Marco Aurélio Carone
A recente solicitação da Companhia de Saneamento de Minas Gerais (Copasa) ao Grupo de Controle de Vazão do Alto Rio das Velhas (Convazão) para liberação de água acumulada nas lagoas pertencentes à AngloGold Ashanti, com o objetivo de garantir a vazão do Rio das Velhas, escancara uma incoerência preocupante por parte do Governo de Minas Gerais. Apesar de ser a concessionária responsável pelo abastecimento de água na Região Metropolitana de Belo Horizonte (RMBH), a Copasa recorreu a manobras que evidenciam a negligência na gestão dos recursos hídricos da região.
O Rio das Velhas, que abastece cerca de 46% da população da RMBH, é de fundamental importância para a segurança hídrica da capital e seu entorno. No entanto, a Copasa solicitou à AngloGold Ashanti a liberação de água dos reservatórios privados das lagoas Miguelão, Codornas e dos Ingleses, localizadas em Nova Lima, para aumentar a vazão do rio durante o período de estiagem. É importante destacar que, mesmo sendo de propriedade de empresas privadas, as lagoas da região fazem parte de um sistema hídrico que deveria ser integralmente monitorado e administrado pela Copasa e pelo Governo de Minas Gerais, considerando sua função essencial no abastecimento de água pública.
O Convazão, grupo composto por usuários do Alto Rio das Velhas, como AngloGold Ashanti e Copasa, bem como representantes da Diretoria do Comitê da Bacia Hidrográfica do Rio das Velhas (CBH) e do Instituto Mineiro de Gestão das Águas (Igam), foi o fórum utilizado para articular essa manobra. No entanto, a atuação conjunta dessas entidades reforça uma contradição: enquanto o governo alega estar preocupado com a segurança hídrica da região, delega a responsabilidade de fornecer água para o abastecimento público a empresas privadas, ignorando a gestão efetiva dos recursos hídricos da própria região metropolitana.

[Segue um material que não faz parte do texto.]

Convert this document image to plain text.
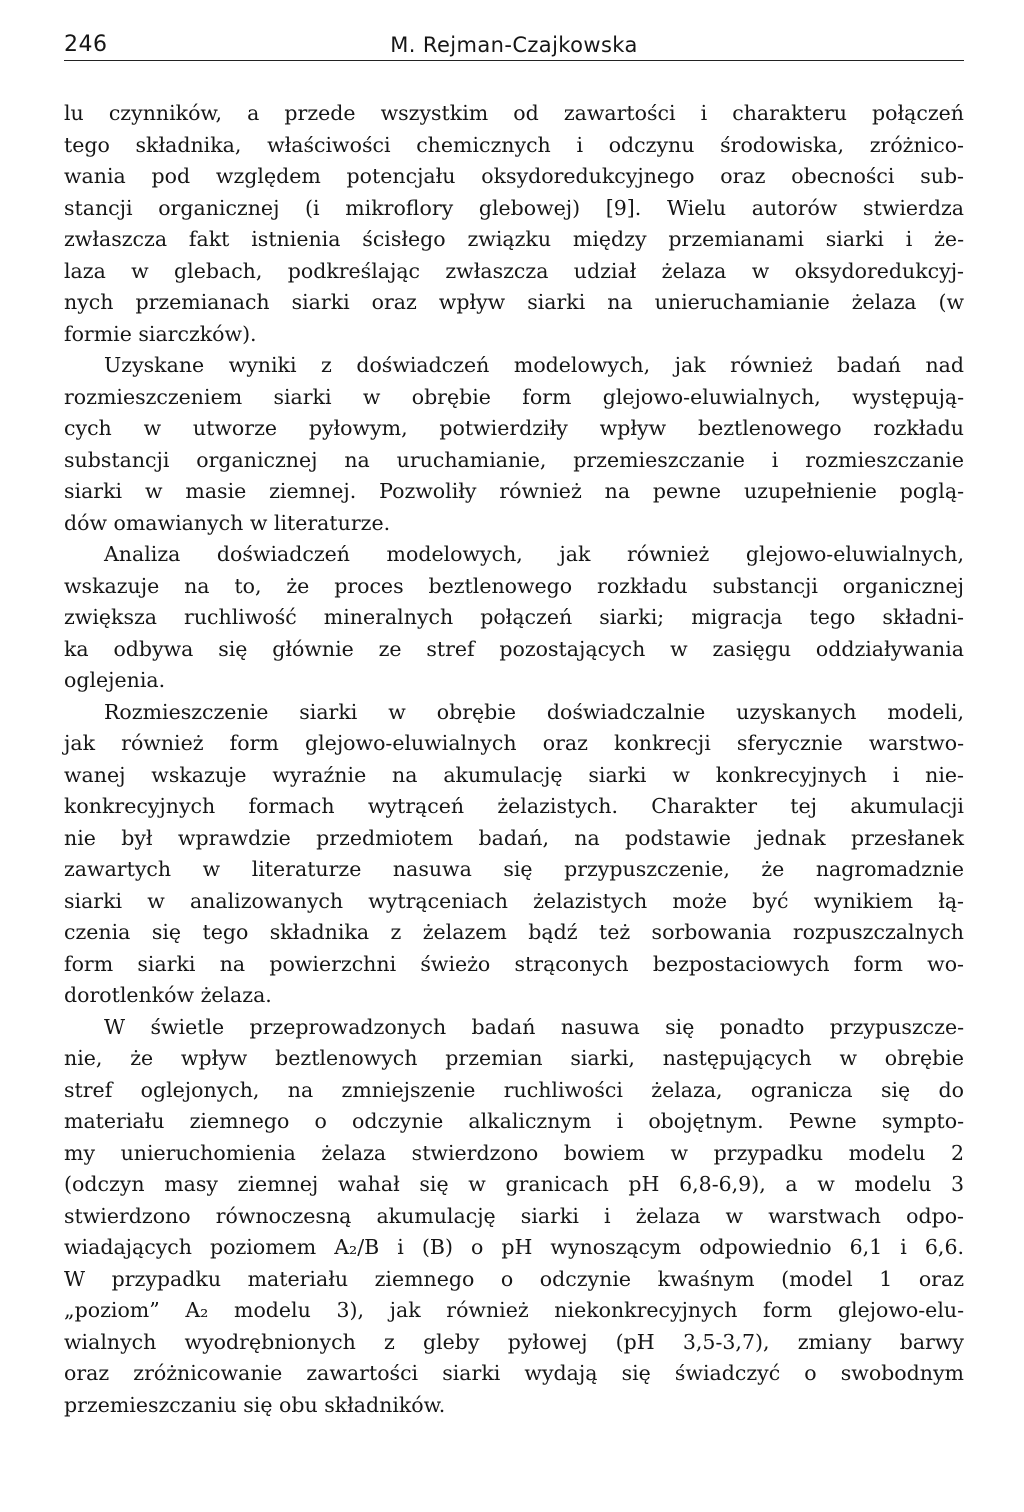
246	M. Rejman-Czajkowska

lu czynników, a przede wszystkim od zawartości i charakteru połączeń
tego składnika, właściwości chemicznych i odczynu środowiska, zróżnico-
wania pod względem potencjału oksydoredukcyjnego oraz obecności sub-
stancji organicznej (i mikroflory glebowej) [9]. Wielu autorów stwierdza
zwłaszcza fakt istnienia ścisłego związku między przemianami siarki i że-
laza w glebach, podkreślając zwłaszcza udział żelaza w oksydoredukcyj-
nych przemianach siarki oraz wpływ siarki na unieruchamianie żelaza (w
formie siarczków).

Uzyskane wyniki z doświadczeń modelowych, jak również badań nad
rozmieszczeniem siarki w obrębie form glejowo-eluwialnych, występują-
cych w utworze pyłowym, potwierdziły wpływ beztlenowego rozkładu
substancji organicznej na uruchamianie, przemieszczanie i rozmieszczanie
siarki w masie ziemnej. Pozwoliły również na pewne uzupełnienie poglą-
dów omawianych w literaturze.

Analiza doświadczeń modelowych, jak również glejowo-eluwialnych,
wskazuje na to, że proces beztlenowego rozkładu substancji organicznej
zwiększa ruchliwość mineralnych połączeń siarki; migracja tego składni-
ka odbywa się głównie ze stref pozostających w zasięgu oddziaływania
oglejenia.

Rozmieszczenie siarki w obrębie doświadczalnie uzyskanych modeli,
jak również form glejowo-eluwialnych oraz konkrecji sferycznie warstwo-
wanej wskazuje wyraźnie na akumulację siarki w konkrecyjnych i nie-
konkrecyjnych formach wytrąceń żelazistych. Charakter tej akumulacji
nie był wprawdzie przedmiotem badań, na podstawie jednak przesłanek
zawartych w literaturze nasuwa się przypuszczenie, że nagromadznie
siarki w analizowanych wytrąceniach żelazistych może być wynikiem łą-
czenia się tego składnika z żelazem bądź też sorbowania rozpuszczalnych
form siarki na powierzchni świeżo strąconych bezpostaciowych form wo-
dorotlenków żelaza.

W świetle przeprowadzonych badań nasuwa się ponadto przypuszcze-
nie, że wpływ beztlenowych przemian siarki, następujących w obrębie
stref oglejonych, na zmniejszenie ruchliwości żelaza, ogranicza się do
materiału ziemnego o odczynie alkalicznym i obojętnym. Pewne sympto-
my unieruchomienia żelaza stwierdzono bowiem w przypadku modelu 2
(odczyn masy ziemnej wahał się w granicach pH 6,8-6,9), a w modelu 3
stwierdzono równoczesną akumulację siarki i żelaza w warstwach odpo-
wiadających poziomem A₂/B i (B) o pH wynoszącym odpowiednio 6,1 i 6,6.
W przypadku materiału ziemnego o odczynie kwaśnym (model 1 oraz
„poziom” A₂ modelu 3), jak również niekonkrecyjnych form glejowo-elu-
wialnych wyodrębnionych z gleby pyłowej (pH 3,5-3,7), zmiany barwy
oraz zróżnicowanie zawartości siarki wydają się świadczyć o swobodnym
przemieszczaniu się obu składników.
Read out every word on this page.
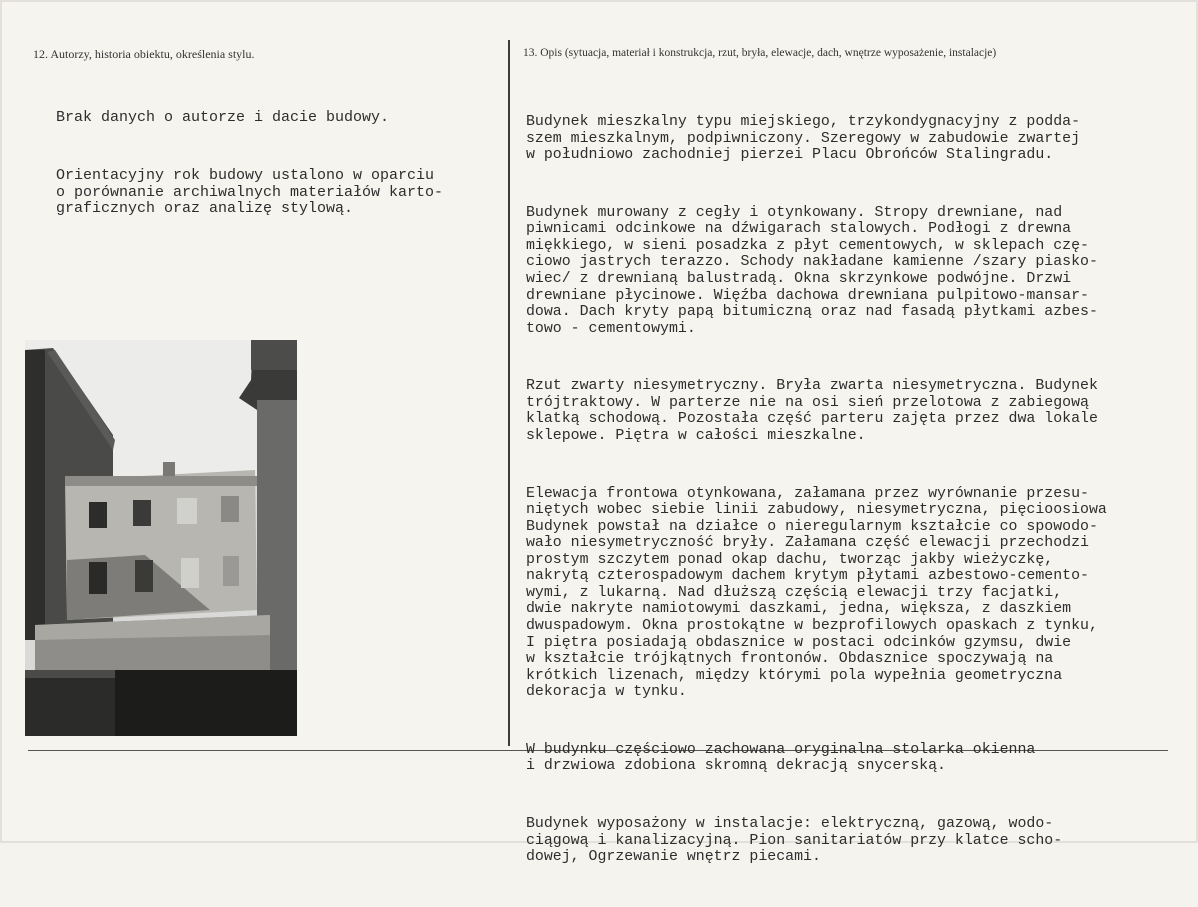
12. Autorzy, historia obiektu, określenia stylu.	13. Opis (sytuacja, materiał i konstrukcja, rzut, bryła, elewacje, dach, wnętrze wyposażenie, instalacje)

Brak danych o autorze i dacie budowy.

Orientacyjny rok budowy ustalono w oparciu
o porównanie archiwalnych materiałów karto-
graficznych oraz analizę stylową.

Budynek mieszkalny typu miejskiego, trzykondygnacyjny z podda-
szem mieszkalnym, podpiwniczony. Szeregowy w zabudowie zwartej
w południowo zachodniej pierzei Placu Obrońców Stalingradu.

Budynek murowany z cegły i otynkowany. Stropy drewniane, nad
piwnicami odcinkowe na dźwigarach stalowych. Podłogi z drewna
miękkiego, w sieni posadzka z płyt cementowych, w sklepach czę-
ciowo jastrych terazzo. Schody nakładane kamienne /szary piasko-
wiec/ z drewnianą balustradą. Okna skrzynkowe podwójne. Drzwi
drewniane płycinowe. Więźba dachowa drewniana pulpitowo-mansar-
dowa. Dach kryty papą bitumiczną oraz nad fasadą płytkami azbes-
towo - cementowymi.

Rzut zwarty niesymetryczny. Bryła zwarta niesymetryczna. Budynek
trójtraktowy. W parterze nie na osi sień przelotowa z zabiegową
klatką schodową. Pozostała część parteru zajęta przez dwa lokale
sklepowe. Piętra w całości mieszkalne.

Elewacja frontowa otynkowana, załamana przez wyrównanie przesu-
niętych wobec siebie linii zabudowy, niesymetryczna, pięcioosiowa
Budynek powstał na działce o nieregularnym kształcie co spowodo-
wało niesymetryczność bryły. Załamana część elewacji przechodzi
prostym szczytem ponad okap dachu, tworząc jakby wieżyczkę,
nakrytą czterospadowym dachem krytym płytami azbestowo-cemento-
wymi, z lukarną. Nad dłuższą częścią elewacji trzy facjatki,
dwie nakryte namiotowymi daszkami, jedna, większa, z daszkiem
dwuspadowym. Okna prostokątne w bezprofilowych opaskach z tynku,
I piętra posiadają obdasznice w postaci odcinków gzymsu, dwie
w kształcie trójkątnych frontonów. Obdasznice spoczywają na
krótkich lizenach, między którymi pola wypełnia geometryczna
dekoracja w tynku.

W budynku częściowo zachowana oryginalna stolarka okienna
i drzwiowa zdobiona skromną dekracją snycerską.

Budynek wyposażony w instalacje: elektryczną, gazową, wodo-
ciągową i kanalizacyjną. Pion sanitariatów przy klatce scho-
dowej, Ogrzewanie wnętrz piecami.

As represas usadas para garantir a vazão do Rio das Velhas são estratégicas para o ecossistema e para o abastecimento humano. Sendo assim, a Copasa, como responsável pela água na RMBH, deveria ter o controle e planejamento adequado dessas reservas, sem depender de liberações emergenciais por parte de empresas privadas. Essa dependência revela um despreparo na gestão dos recursos hídricos, deixando claro que o governo está terceirizando suas responsabilidades em vez de assumir um papel ativo e preventivo.
Além disso, o discurso da Copasa sobre a construção de um novo reservatório de água na Bacia do Rio das Velhas, cujo projeto ainda está em fase inicial, evidencia a falta de planejamento e a demora em tomar medidas estruturais que garantam a segurança hídrica da região. A ausência de prazos concretos para o início das obras do reservatório demonstra que o governo está priorizando medidas paliativas, como a liberação de águas de empresas privadas, em vez de investir em soluções definitivas e autossuficientes.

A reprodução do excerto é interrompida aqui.